Individuals who violate their probation are typically sent to jail to await a violation hearing; however, jails have largely been ignored from the policy debates. In order to truly address the number of people behind bars due to non-violent offenses like probation violations — not because they pose a threat to the community — our lawmakers and other leaders must consider local jails, as well as prisons, as opportunities for reform. And in this way, St. Louis County can help serve as a model for what’s working.
Unlike prisons, jails are intended to hold people pretrial who are a threat to the community or are deemed a flight risk. This means people in jail have yet to be convicted of a crime. Yet jails can have negative consequences for the lives of detained individuals. Jails are designed for short stays, and many are not equipped to address the many needs of this population. Jail stays are also disruptive to individuals’ lives, creating new stressors for those serving time and for their families. Even short stays can have negative effects on marriages and families, employment, and long-term earning potential; in some communities, individuals have been made to pay for incarceration. The costs are many, but there is no evidence that incarceration for probation violations reduces future criminal activity.
The jail population is a critical cog in the criminal justice system and is rife for reform. The jail population continues to grow, increasing 296% in the past 30 years, as does the cost of maintaining jails, nearly all of which falls on local communities and taxpayers. Missouri faces substantial challenges in managing its probation and jail populations.

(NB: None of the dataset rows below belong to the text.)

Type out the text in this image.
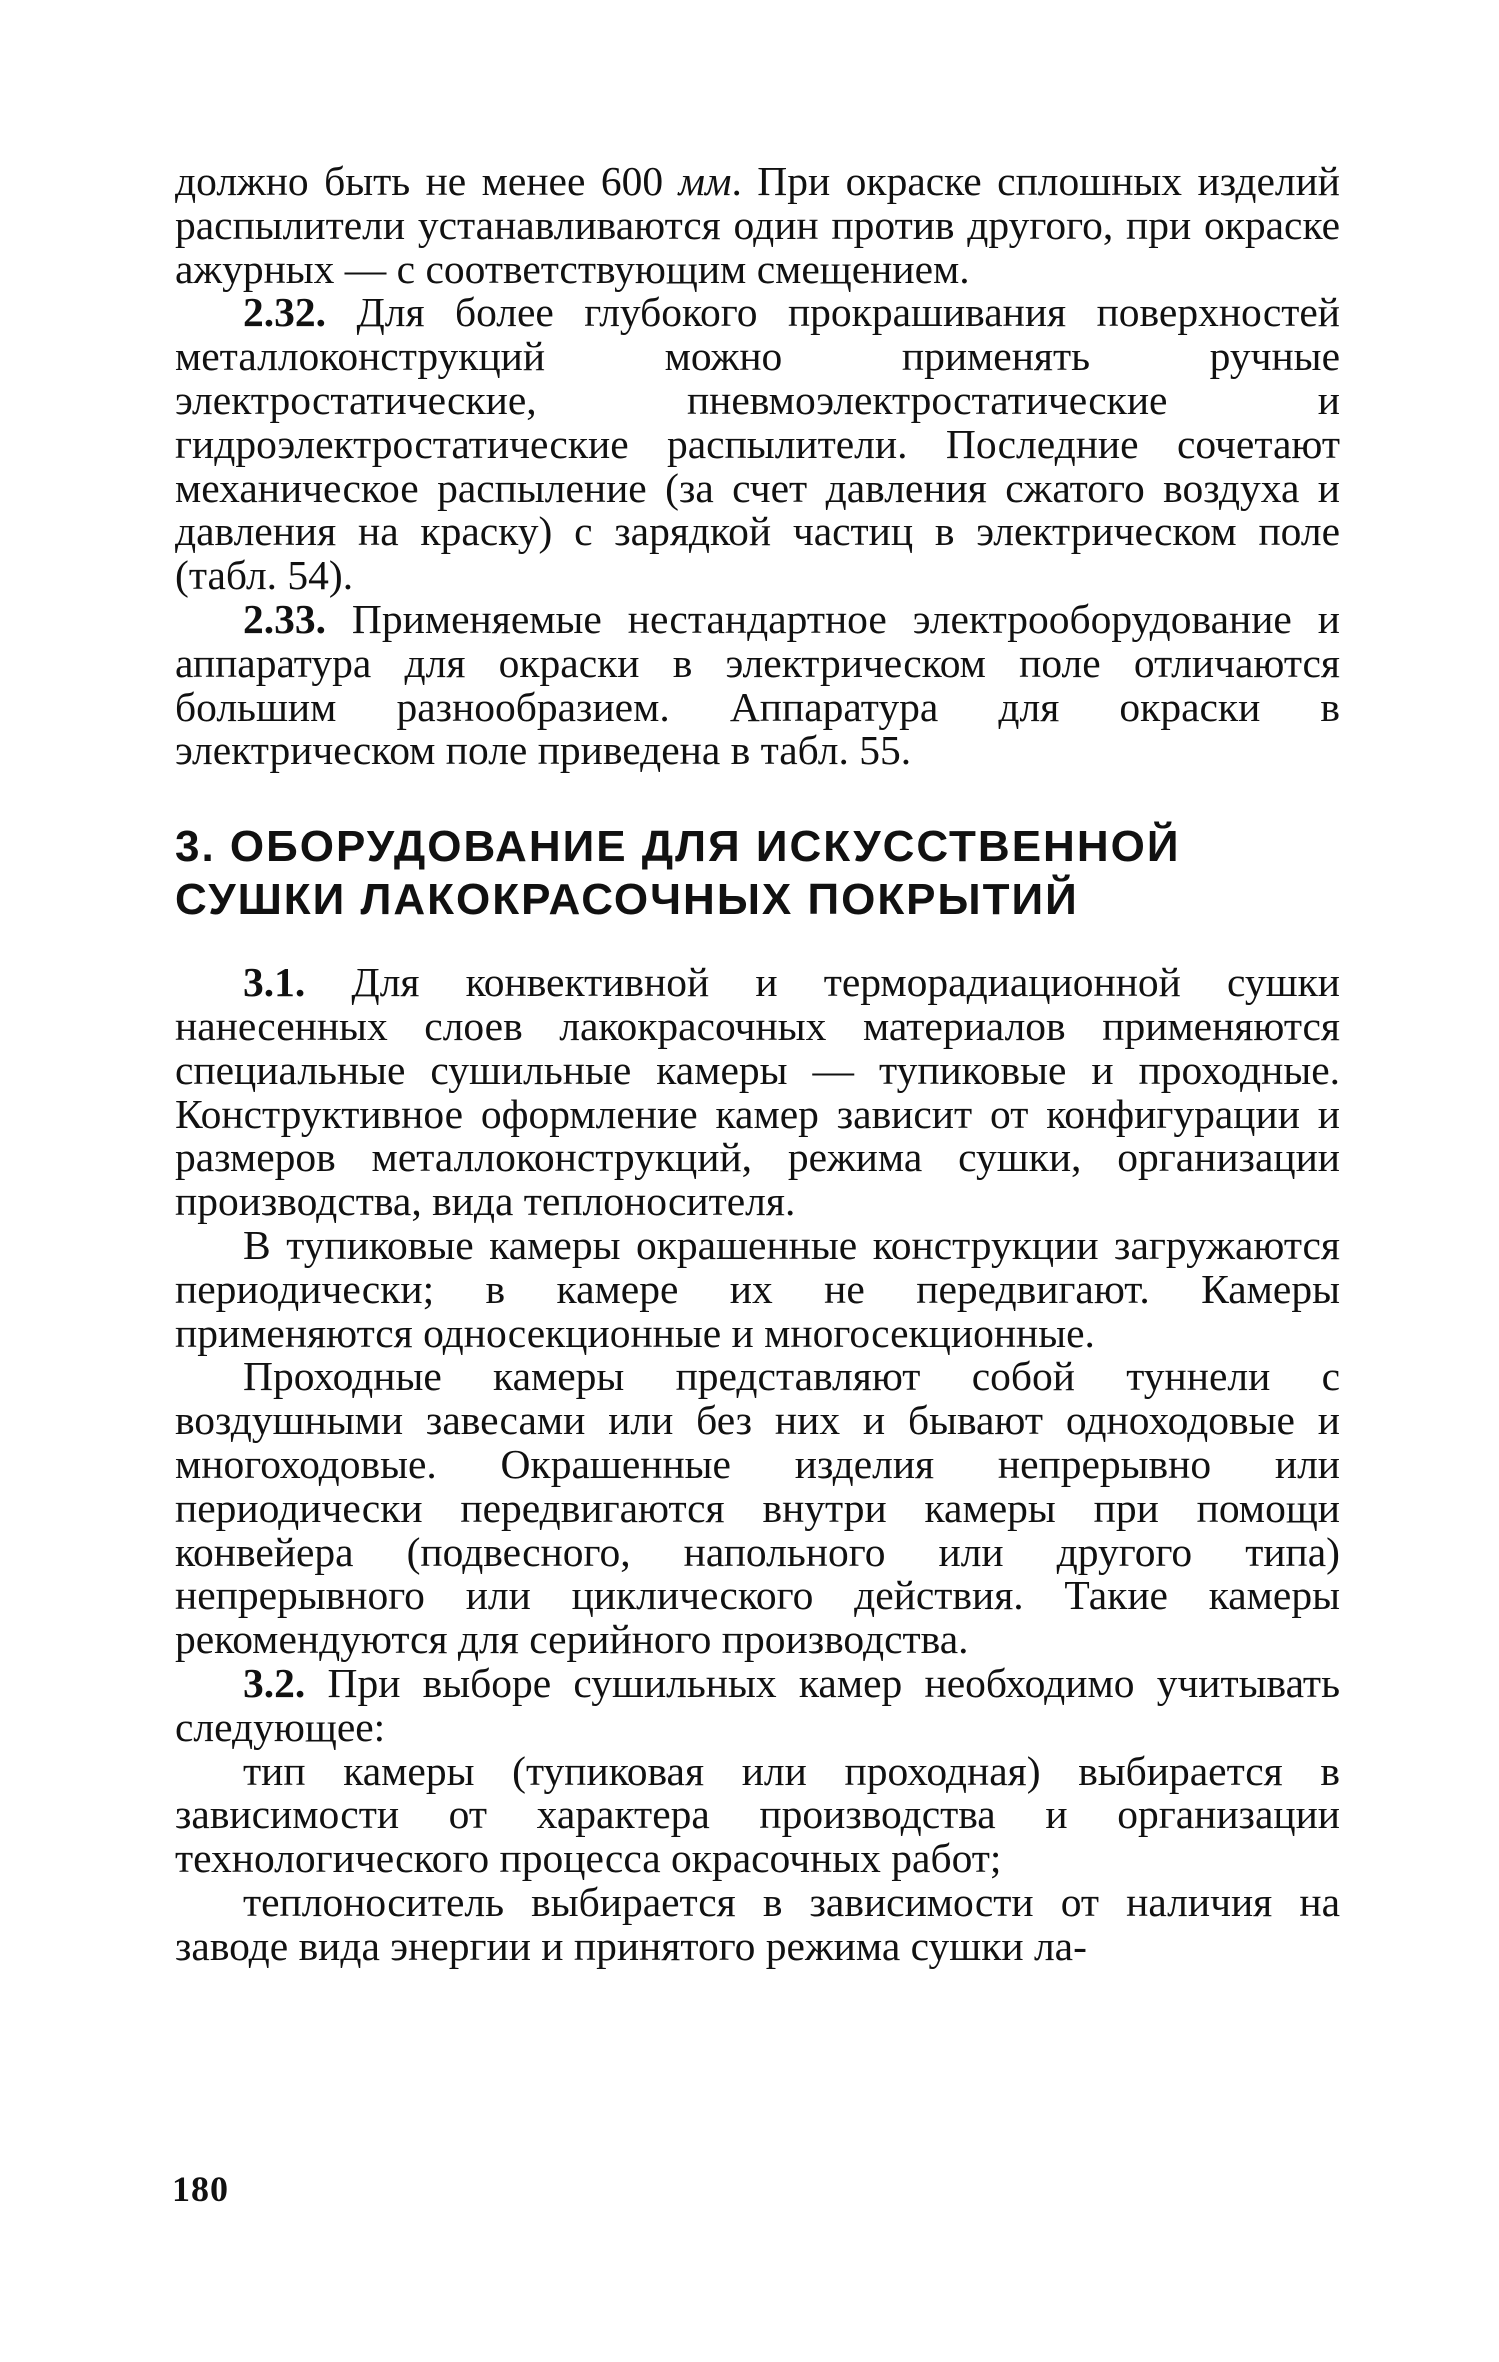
должно быть не менее 600 мм. При окраске сплошных изделий распылители устанавливаются один против другого, при окраске ажурных — с соответствующим смещением.

2.32. Для более глубокого прокрашивания поверхностей металлоконструкций можно применять ручные электростатические, пневмоэлектростатические и гидроэлектростатические распылители. Последние сочетают механическое распыление (за счет давления сжатого воздуха и давления на краску) с зарядкой частиц в электрическом поле (табл. 54).

2.33. Применяемые нестандартное электрооборудование и аппаратура для окраски в электрическом поле отличаются большим разнообразием. Аппаратура для окраски в электрическом поле приведена в табл. 55.

3. ОБОРУДОВАНИЕ ДЛЯ ИСКУССТВЕННОЙ
СУШКИ ЛАКОКРАСОЧНЫХ ПОКРЫТИЙ

3.1. Для конвективной и терморадиационной сушки нанесенных слоев лакокрасочных материалов применяются специальные сушильные камеры — тупиковые и проходные. Конструктивное оформление камер зависит от конфигурации и размеров металлоконструкций, режима сушки, организации производства, вида теплоносителя.

В тупиковые камеры окрашенные конструкции загружаются периодически; в камере их не передвигают. Камеры применяются односекционные и многосекционные.

Проходные камеры представляют собой туннели с воздушными завесами или без них и бывают одноходовые и многоходовые. Окрашенные изделия непрерывно или периодически передвигаются внутри камеры при помощи конвейера (подвесного, напольного или другого типа) непрерывного или циклического действия. Такие камеры рекомендуются для серийного производства.

3.2. При выборе сушильных камер необходимо учитывать следующее:

тип камеры (тупиковая или проходная) выбирается в зависимости от характера производства и организации технологического процесса окрасочных работ;

теплоноситель выбирается в зависимости от наличия на заводе вида энергии и принятого режима сушки ла-

180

In 2016, approximately 5,000 individuals had their probation revoked and were returned to jail, and eventually prison, for a technical violation, not new criminal behavior. Technical violations typically represent failures to comply with the terms of supervision, like maintaining employment or meeting attendance. Many who do not comply with probation struggle with substance abuse disorders and are not a threat to safety and would be better off with community treatment and local supervision, which is more cost-effective and successful than institutional services.

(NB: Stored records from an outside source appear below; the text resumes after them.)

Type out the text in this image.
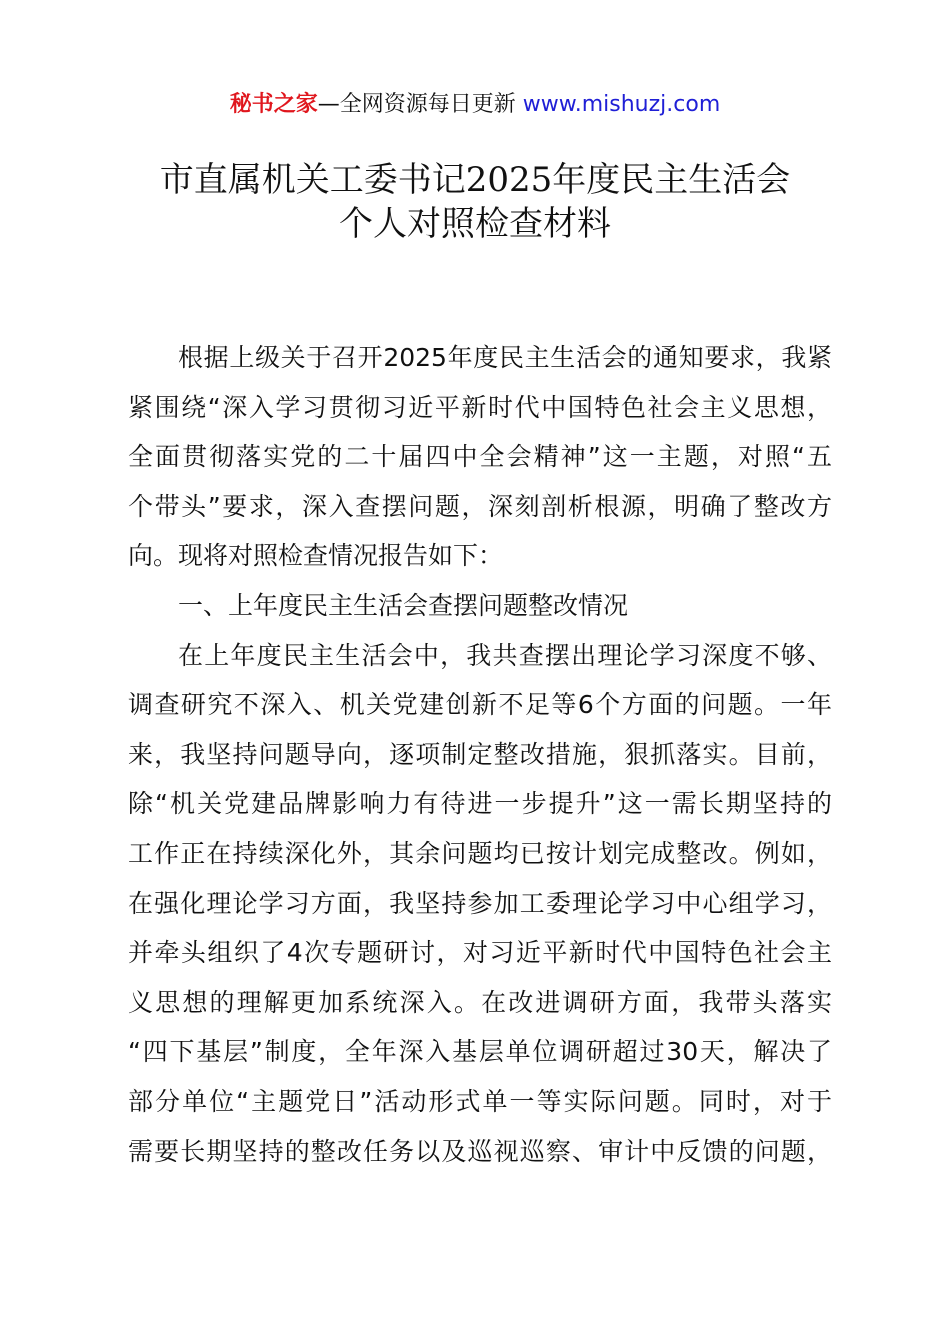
秘书之家—全网资源每日更新 www.mishuzj.com
市直属机关工委书记2025年度民主生活会
个人对照检查材料
根据上级关于召开2025年度民主生活会的通知要求，我紧
紧围绕“深入学习贯彻习近平新时代中国特色社会主义思想，
全面贯彻落实党的二十届四中全会精神”这一主题，对照“五
个带头”要求，深入查摆问题，深刻剖析根源，明确了整改方
向。现将对照检查情况报告如下：
一、上年度民主生活会查摆问题整改情况
在上年度民主生活会中，我共查摆出理论学习深度不够、
调查研究不深入、机关党建创新不足等6个方面的问题。一年
来，我坚持问题导向，逐项制定整改措施，狠抓落实。目前，
除“机关党建品牌影响力有待进一步提升”这一需长期坚持的
工作正在持续深化外，其余问题均已按计划完成整改。例如，
在强化理论学习方面，我坚持参加工委理论学习中心组学习，
并牵头组织了4次专题研讨，对习近平新时代中国特色社会主
义思想的理解更加系统深入。在改进调研方面，我带头落实
“四下基层”制度，全年深入基层单位调研超过30天，解决了
部分单位“主题党日”活动形式单一等实际问题。同时，对于
需要长期坚持的整改任务以及巡视巡察、审计中反馈的问题，
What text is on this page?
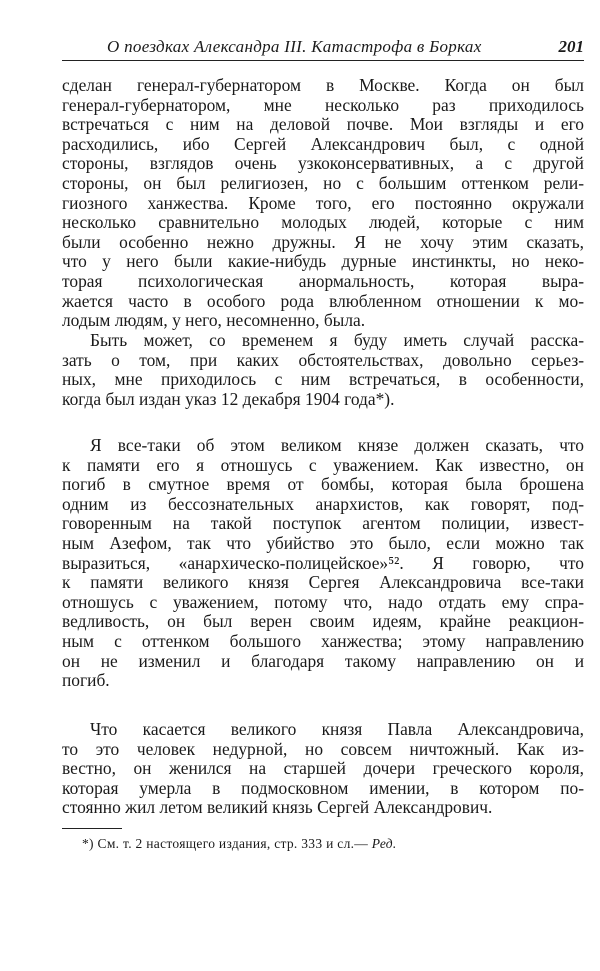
О поездках Александра III. Катастрофа в Борках	201
сделан генерал-губернатором в Москве. Когда он был
генерал-губернатором, мне несколько раз приходилось
встречаться с ним на деловой почве. Мои взгляды и его
расходились, ибо Сергей Александрович был, с одной
стороны, взглядов очень узкоконсервативных, а с другой
стороны, он был религиозен, но с большим оттенком рели-
гиозного ханжества. Кроме того, его постоянно окружали
несколько сравнительно молодых людей, которые с ним
были особенно нежно дружны. Я не хочу этим сказать,
что у него были какие-нибудь дурные инстинкты, но неко-
торая психологическая анормальность, которая выра-
жается часто в особого рода влюбленном отношении к мо-
лодым людям, у него, несомненно, была.
Быть может, со временем я буду иметь случай расска-
зать о том, при каких обстоятельствах, довольно серьез-
ных, мне приходилось с ним встречаться, в особенности,
когда был издан указ 12 декабря 1904 года*).
Я все-таки об этом великом князе должен сказать, что
к памяти его я отношусь с уважением. Как известно, он
погиб в смутное время от бомбы, которая была брошена
одним из бессознательных анархистов, как говорят, под-
говоренным на такой поступок агентом полиции, извест-
ным Азефом, так что убийство это было, если можно так
выразиться, «анархическо-полицейское»⁵². Я говорю, что
к памяти великого князя Сергея Александровича все-таки
отношусь с уважением, потому что, надо отдать ему спра-
ведливость, он был верен своим идеям, крайне реакцион-
ным с оттенком большого ханжества; этому направлению
он не изменил и благодаря такому направлению он и
погиб.
Что касается великого князя Павла Александровича,
то это человек недурной, но совсем ничтожный. Как из-
вестно, он женился на старшей дочери греческого короля,
которая умерла в подмосковном имении, в котором по-
стоянно жил летом великий князь Сергей Александрович.
*) См. т. 2 настоящего издания, стр. 333 и сл.— Ред.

Despite the high cost of incarceration and the potential negative consequences of jail, this population is typically not considered in criminal justice reform, and there are very few best practices. Three years ago, St. Louis County developed an Expedited Probation Violation Program, with funding from the John D. and Catherine T. MacArthur Foundation Safety and Justice Challenge. This strategy was designed to identify individuals awaiting a hearing for a probation violation who would be better served by treatment for mental health or substance abuse issues rather than by detention, and expedite the court process to divert candidates from jail to community-based treatment. Probation officers working in the jail work in concert with jail case managers to identify risk and needs to ensure proper follow-through, while maintaining safety in the community.
The program has led to a reduction in the jail population and a reduced length of stay. As a result of the intervention, the population of probation detainees has decreased by 40% in the last three years. As important, the length of stay for this population has been reduced from more than 75 days to less than 25, a 66% decline. This type of intervention has the potential to reduce costs to taxpayers and increase services to individuals on probation and is an example of truly system-wide reform.
In short, holding individuals who have violated their probation may be a quick fix for problematic behavior, but this type of programming has the potential to exacerbate mental health challenges, create substantial barriers to employment, and put strains on families. There are other models, like the one implemented in St. Louis County, which have the potential to keep the community safe while reducing the costs of incarceration for individuals, families and taxpayers. As the governor and others look to reduce the number of people incarcerated for non-violent crimes, such as probation violation, I encourage them to support local justice system reforms underway in places like St. Louis County.
Beth Huebner is a professor of criminology and criminal justice at the University of Missouri-St. Louis.